Damit hat Acino die Erwartungen der Analysten ausser beim Reingewinn nicht erfüllt. Von AWP befragte Analysten hatten durchschnittlich mit einem Umsatz 132,0 Mio EUR, EBIT von -3,3 Mio EUR und Reingewinn von 0,6 Mio EUR gerechnet.
Der Generalversammlung schlägt das Unternehmen die Ausschüttung einer unveränderten Dividende von 2,50 CHF je Aktie durch eine verrechnungssteuerfreie Rückzahlung aus der Kapitaleinlagereserve vor.
Während im Bereich Peroral (feste orale Darreichungsform) die Verkäufe hauptsächlich infolge der Clopidogrel-Rückrufaktion auf 90,8 (124,8) Mio EUR sanken, konnte der Absatz im Segment Parenteral (transdermale therapeutische Systeme und bioabbaubare Wirkstoffimplantate) auf 36,7 (33,4) Mio EUR gesteigert werden. Unter Ausrechnung des Clopidogrel-Effektes in den Jahren 2009 und 2010 sei der Umsatz im Kerngeschäft um 7% gestiegen, so Acino.

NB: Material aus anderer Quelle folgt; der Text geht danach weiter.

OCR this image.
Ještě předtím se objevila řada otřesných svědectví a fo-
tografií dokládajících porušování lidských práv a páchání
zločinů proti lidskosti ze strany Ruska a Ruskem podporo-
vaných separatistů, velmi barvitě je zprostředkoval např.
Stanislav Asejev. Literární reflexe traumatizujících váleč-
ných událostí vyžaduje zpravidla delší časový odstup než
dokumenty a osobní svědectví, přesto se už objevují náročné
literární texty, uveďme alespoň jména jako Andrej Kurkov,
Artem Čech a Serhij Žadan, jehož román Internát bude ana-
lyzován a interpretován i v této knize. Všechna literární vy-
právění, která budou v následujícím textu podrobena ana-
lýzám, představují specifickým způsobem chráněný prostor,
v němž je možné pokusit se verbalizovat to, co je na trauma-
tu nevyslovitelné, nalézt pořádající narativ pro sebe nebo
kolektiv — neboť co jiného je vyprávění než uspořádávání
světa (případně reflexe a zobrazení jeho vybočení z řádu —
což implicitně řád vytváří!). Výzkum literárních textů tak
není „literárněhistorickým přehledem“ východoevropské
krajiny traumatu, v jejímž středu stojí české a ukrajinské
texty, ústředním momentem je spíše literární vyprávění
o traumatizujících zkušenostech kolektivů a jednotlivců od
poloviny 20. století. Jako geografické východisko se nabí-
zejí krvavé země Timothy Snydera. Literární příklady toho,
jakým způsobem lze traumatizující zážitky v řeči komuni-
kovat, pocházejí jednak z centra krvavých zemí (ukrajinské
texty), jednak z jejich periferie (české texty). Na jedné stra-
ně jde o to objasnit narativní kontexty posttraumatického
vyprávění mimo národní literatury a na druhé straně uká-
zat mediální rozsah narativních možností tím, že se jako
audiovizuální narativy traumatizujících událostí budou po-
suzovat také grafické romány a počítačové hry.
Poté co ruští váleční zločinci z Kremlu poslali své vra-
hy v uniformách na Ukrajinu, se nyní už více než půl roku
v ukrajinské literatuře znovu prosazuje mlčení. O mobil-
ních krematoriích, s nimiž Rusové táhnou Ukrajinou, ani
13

Ohne den Clopidogrel-Rückruf-Effekt hätte auf EBIT-Ebene ein Gewinn von 8,9 Mio EUR resultiert. Die Übernahme des Iclaprim-Geschäfts von Arpida im Jahr 2009 habe auf Stufe Ertragssteuern einen a.o. Ertrag von 9,3 Mio EUR nach sich gezogen. Darüber hinaus habe die Neubewertung steuerlicher Verlustvorträge zum Jahresendwechselkurs CHF/EUR zu einem positiven Finanzergebnis beigetragen. Insgesamt habe dies zum Reingewinn geführt, der ohne Rückrufkosten 19,5 Mio EUR betragen hätte, heisst es weiter.
Für das laufende Geschäftsjahr 2011 rechnet das Acino-Management mit einem Umsatzwachstum im mittleren bis höheren einstelligen Prozentbereich. Ausgehend von einem durchschnittlichen EUR/CHF-Wechselkurs von mindestens 1,30 dürfte die EBITDA-Marge den Vorjahreswert (14,1%) deutlich übertreffen, werde aber noch unter dem angestrebten nachhaltigen Niveau von 25% verharren, so die Mitteilung weiter.